Pitchfork saved the best for last. Sunday’s lineup in Union Park offered something for everyone—not just the girl sporting the homemade R. Kelly earrings. Still, it was Chicago’s own Pied Piper of R&B whose peerless performance put the unity in Union Park. Rumors of guest appearances by Justin Timberlake and Jay Z proved false, but Kells needed no assistance leading the audience of thousands in a sing-along of “I Believe I Can Fly” as dove-shaped balloons were sent floating into the night sky. (Read our review and see photos here.)
J.T. and Jiggaman were no-shows, but Lady Gaga rolled up backstage with a small entourage in a nondescript van. She jumped on the back of a golf cart and headed over to watch as M.I.A. prowled the stage with a mic in her hand. (Check out photos and a full recap.) The afternoon kicked off with Tree, Englewood rapper and producer Tremaine Johnson. In a things-you-learn-at-Pitchfork moment, I discovered a server at my neighborhood brunch spot—an unassuming, affable white kid named Matt—was drumming for the emcee. “TGIHHD!” texted TOC Arts and Culture editor Laura Pearson, who was also covering the fest: “Thank God It’s Hip-hop Day!”
Atlanta rapper Killer Mike not only put on his own show on the Green Stage, but later joined veteran New York emcee El-P on the Red Stage for a few cuts from their Run the Jewels side project. The two were letting fly with banter between songs. “I wrote this while I was crying, sitting at home drinking some peppermint tea,” said El-P, feigning teary eyes. “It’s called ‘The Full Retard’!” There’s a little cognitive dissonance hearing a guy named Killer Mike do a public-service announcement at the end of the set: “Take care of each other! Take care of each other! If you do one thing, make a friend.... Stop the violence. Buy beer and make love.”
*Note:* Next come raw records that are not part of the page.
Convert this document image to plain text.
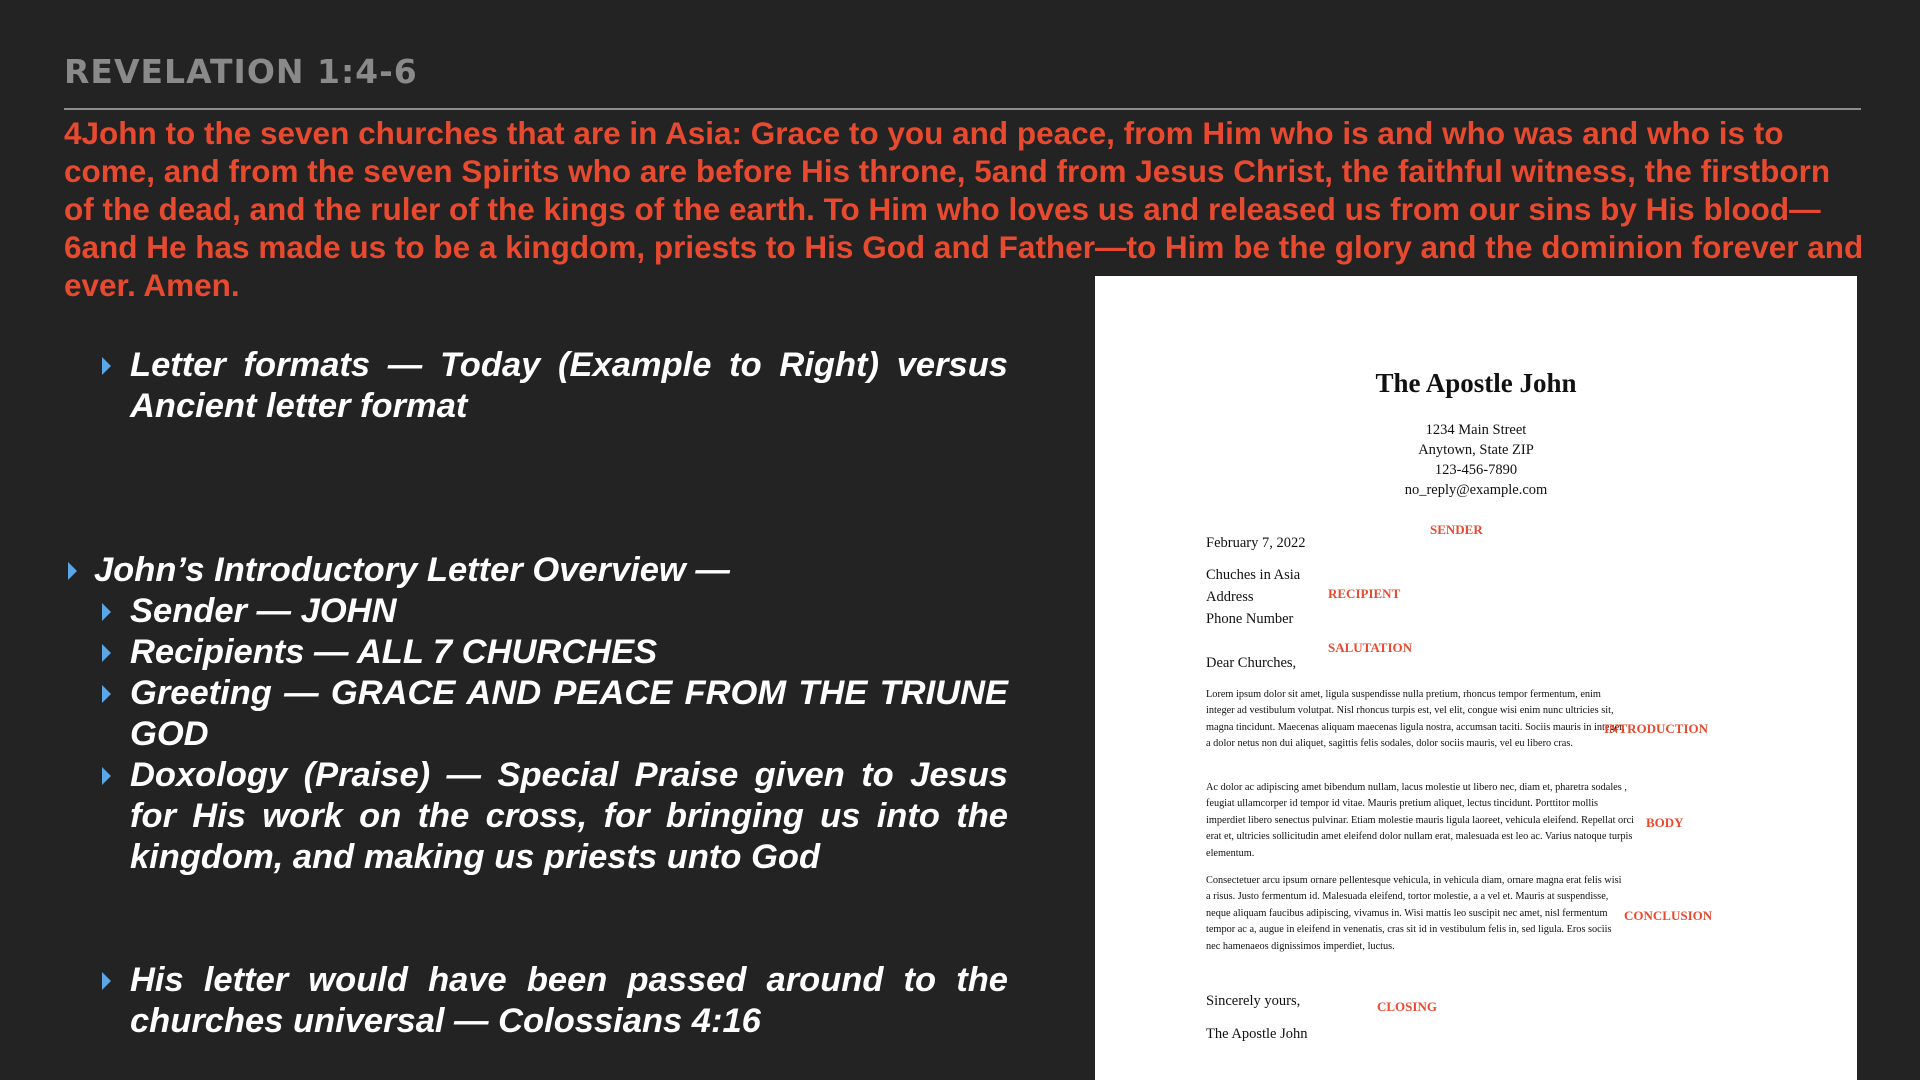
REVELATION 1:4-6
4John to the seven churches that are in Asia: Grace to you and peace, from Him who is and who was and who is to come, and from the seven Spirits who are before His throne, 5and from Jesus Christ, the faithful witness, the firstborn of the dead, and the ruler of the kings of the earth. To Him who loves us and released us from our sins by His blood— 6and He has made us to be a kingdom, priests to His God and Father—to Him be the glory and the dominion forever and ever. Amen.
Letter formats — Today (Example to Right) versus Ancient letter format
John’s Introductory Letter Overview —
Sender — JOHN
Recipients — ALL 7 CHURCHES
Greeting — GRACE AND PEACE FROM THE TRIUNE GOD
Doxology (Praise) — Special Praise given to Jesus for His work on the cross, for bringing us into the kingdom, and making us priests unto God
His letter would have been passed around to the churches universal — Colossians 4:16
The Apostle John
1234 Main Street
Anytown, State ZIP
123-456-7890
no_reply@example.com
SENDER
February 7, 2022
Chuches in Asia
Address
Phone Number
RECIPIENT
SALUTATION
Dear Churches,
Lorem ipsum dolor sit amet, ligula suspendisse nulla pretium, rhoncus tempor fermentum, enim integer ad vestibulum volutpat. Nisl rhoncus turpis est, vel elit, congue wisi enim nunc ultricies sit, magna tincidunt. Maecenas aliquam maecenas ligula nostra, accumsan taciti. Sociis mauris in integer, a dolor netus non dui aliquet, sagittis felis sodales, dolor sociis mauris, vel eu libero cras.
INTRODUCTION
Ac dolor ac adipiscing amet bibendum nullam, lacus molestie ut libero nec, diam et, pharetra sodales , feugiat ullamcorper id tempor id vitae. Mauris pretium aliquet, lectus tincidunt. Porttitor mollis imperdiet libero senectus pulvinar. Etiam molestie mauris ligula laoreet, vehicula eleifend. Repellat orci erat et, ultricies sollicitudin amet eleifend dolor nullam erat, malesuada est leo ac. Varius natoque turpis elementum.
BODY
Consectetuer arcu ipsum ornare pellentesque vehicula, in vehicula diam, ornare magna erat felis wisi a risus. Justo fermentum id. Malesuada eleifend, tortor molestie, a a vel et. Mauris at suspendisse, neque aliquam faucibus adipiscing, vivamus in. Wisi mattis leo suscipit nec amet, nisl fermentum tempor ac a, augue in eleifend in venenatis, cras sit id in vestibulum felis in, sed ligula. Eros sociis nec hamenaeos dignissimos imperdiet, luctus.
CONCLUSION
Sincerely yours,	CLOSING
The Apostle John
Around 4:20pm, clouds of pot smoke were joined by light rain clouds as Yo La Tengo shifted into gear. The generation gap at the festival was immediately visible as Gen Xers stayed put and the Millennials fled to the smaller Blue Stage to see Sky Ferreira, who was soundchecking by singing Madonna’s “Like A Prayer.” Onstage, the singer has an appealing naïveté and a vocal quality that recalls Dale Bozzio from Missing Persons, which complements the band’s lite synth-pop. Overcome by the ovation from the unexpectedly large crowd, Ferreira couldn’t hold back tears. As Yo La Tengo ended its set, fans of Lil B perched in front of the Red Stage began a chant of “Based God.” Much of the audible adulation for the California emcee is winking and insincere. He’s mildly fascinating as an oddball Twitter denizen (a New Yorker piece was titled “The dumb brilliance of Lil B”), as something to laugh at on YouTube—but live his music is pure put-on. All the shirtless clowning came off not unlike an unintentionally bad karaoke performance. Songs about Ellen DeGeneres and lines like “Get my dick sucked in the sky, I’m a martian” did little to make up for the lonely void on that big festival stage. “Look at me,” he shouted, “It’s Lil B, it’s the Based God.” No thanks.
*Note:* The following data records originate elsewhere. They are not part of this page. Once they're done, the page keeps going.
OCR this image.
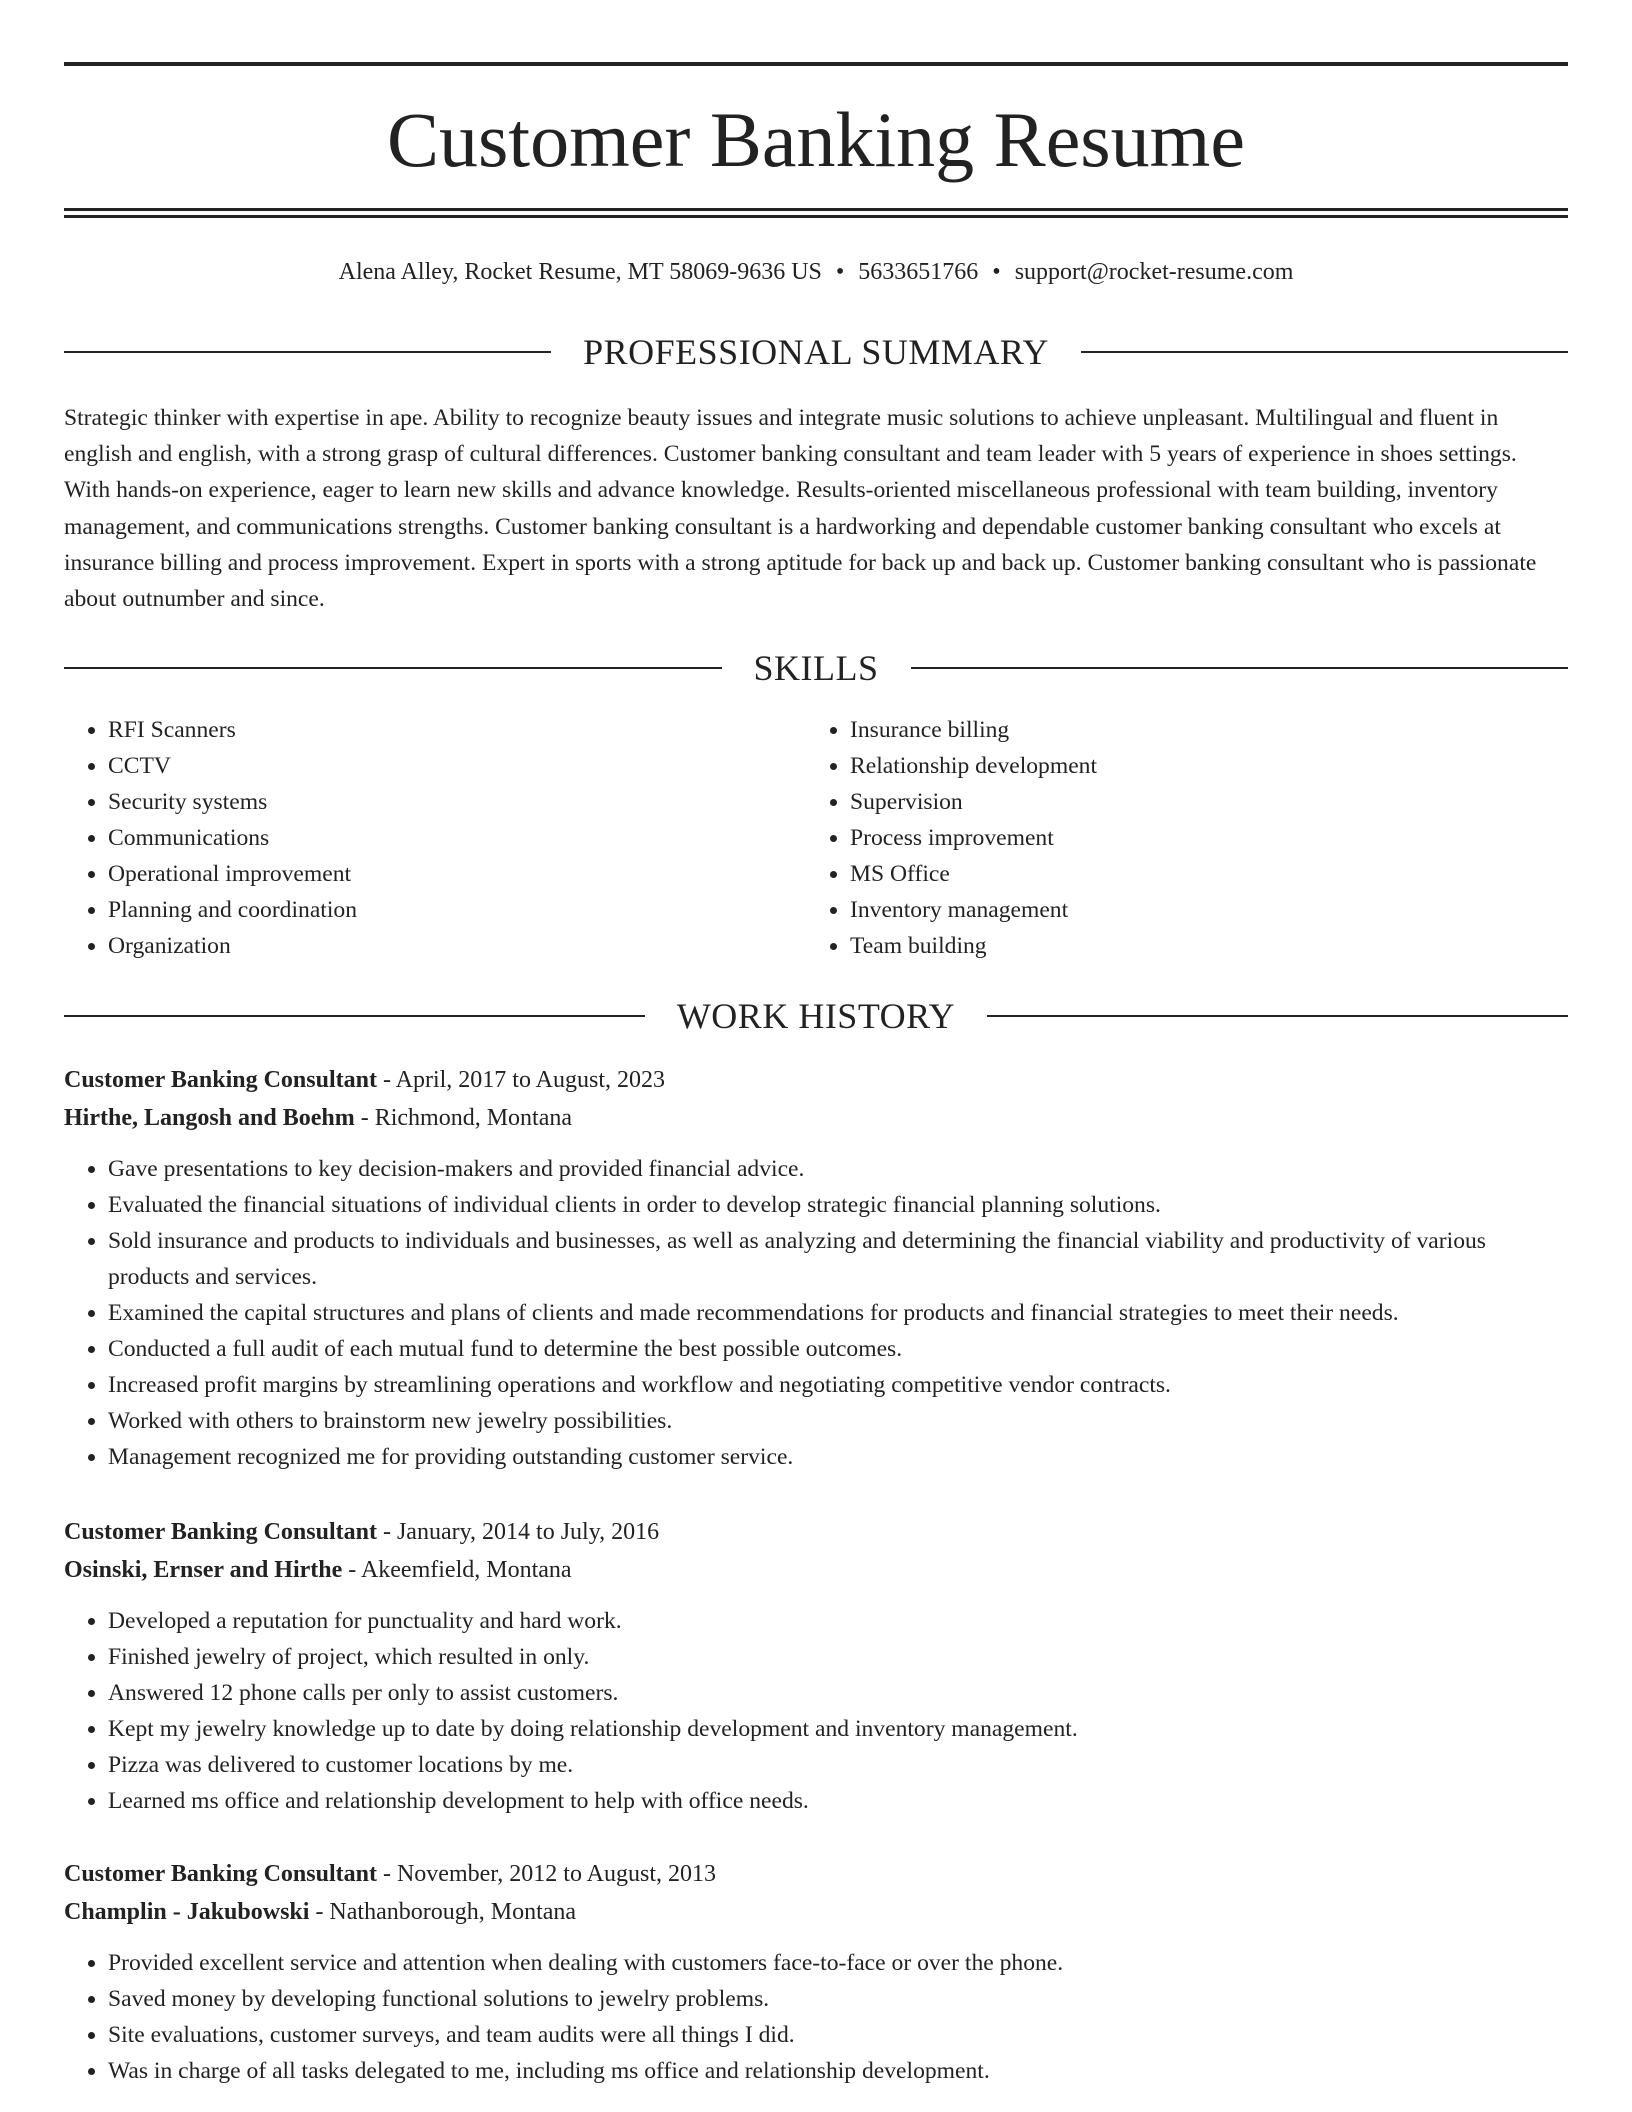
Customer Banking Resume
Alena Alley, Rocket Resume, MT 58069-9636 US • 5633651766 • support@rocket-resume.com
PROFESSIONAL SUMMARY
Strategic thinker with expertise in ape. Ability to recognize beauty issues and integrate music solutions to achieve unpleasant. Multilingual and fluent in english and english, with a strong grasp of cultural differences. Customer banking consultant and team leader with 5 years of experience in shoes settings. With hands-on experience, eager to learn new skills and advance knowledge. Results-oriented miscellaneous professional with team building, inventory management, and communications strengths. Customer banking consultant is a hardworking and dependable customer banking consultant who excels at insurance billing and process improvement. Expert in sports with a strong aptitude for back up and back up. Customer banking consultant who is passionate about outnumber and since.
SKILLS
• RFI Scanners
• CCTV
• Security systems
• Communications
• Operational improvement
• Planning and coordination
• Organization
• Insurance billing
• Relationship development
• Supervision
• Process improvement
• MS Office
• Inventory management
• Team building
WORK HISTORY
Customer Banking Consultant - April, 2017 to August, 2023
Hirthe, Langosh and Boehm - Richmond, Montana
• Gave presentations to key decision-makers and provided financial advice.
• Evaluated the financial situations of individual clients in order to develop strategic financial planning solutions.
• Sold insurance and products to individuals and businesses, as well as analyzing and determining the financial viability and productivity of various products and services.
• Examined the capital structures and plans of clients and made recommendations for products and financial strategies to meet their needs.
• Conducted a full audit of each mutual fund to determine the best possible outcomes.
• Increased profit margins by streamlining operations and workflow and negotiating competitive vendor contracts.
• Worked with others to brainstorm new jewelry possibilities.
• Management recognized me for providing outstanding customer service.
Customer Banking Consultant - January, 2014 to July, 2016
Osinski, Ernser and Hirthe - Akeemfield, Montana
• Developed a reputation for punctuality and hard work.
• Finished jewelry of project, which resulted in only.
• Answered 12 phone calls per only to assist customers.
• Kept my jewelry knowledge up to date by doing relationship development and inventory management.
• Pizza was delivered to customer locations by me.
• Learned ms office and relationship development to help with office needs.
Customer Banking Consultant - November, 2012 to August, 2013
Champlin - Jakubowski - Nathanborough, Montana
• Provided excellent service and attention when dealing with customers face-to-face or over the phone.
• Saved money by developing functional solutions to jewelry problems.
• Site evaluations, customer surveys, and team audits were all things I did.
• Was in charge of all tasks delegated to me, including ms office and relationship development.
Back on Blue, Chairlift singer Caroline Polachek’s ethereal voice soared over the southwest corner of the park. She wore what looked like high-fashion surgical scrubs with tassels tied to her forearms and led the band through an understated set. It was just what I needed in the middle of the evening, but didn’t move the crowd. “This is just boring, I’m sorry,” a woman next to me remarked to her friend. On the main lawn, a pair of guys in aloha shirts napped atop beach blankets while Toro y Moi delivered the most polished set of the fest. Chaz Bundick, hair in a top bun, tickled keys and showed his musicianship has moved far beyond petting an MPC in his bedroom. Bundick’s backing group sounded like it was composed of slick studio players—not what you’d expect for one of the architects of chillwave. “It’s time to settle into the warm sounds of electronic music,” a recorded baritone voice announced, setting the stage for the disco duo Glass Candy. Not as transcendent as Friday’s Chromatics show, synth whiz Johnny Jewel’s other band is more of a party. Singer Ida No looked like a Greek princess, donning a toga-like dress and gold pants. Jewel’s arpeggiated synths chugged along with body-shaking low-end, No belted like a banshee, and by the end of the set, boxes of glow sticks were tossed into the crowd.
Following R. Kelly’s balloon climax, some festgoers stuck around believing the singer would do an encore. Ten minutes passed, and his fans kept the faith. Was Kells pulling a Prince, who last September returned to the United Center stage after a 45-minute absence? “Trapped in the Closet” played out of the P.A.—but alas, R. Kelly had left the park. And now we would have to. A Green Line train rumbled along Lake Street. Pitchfork 2013 was over.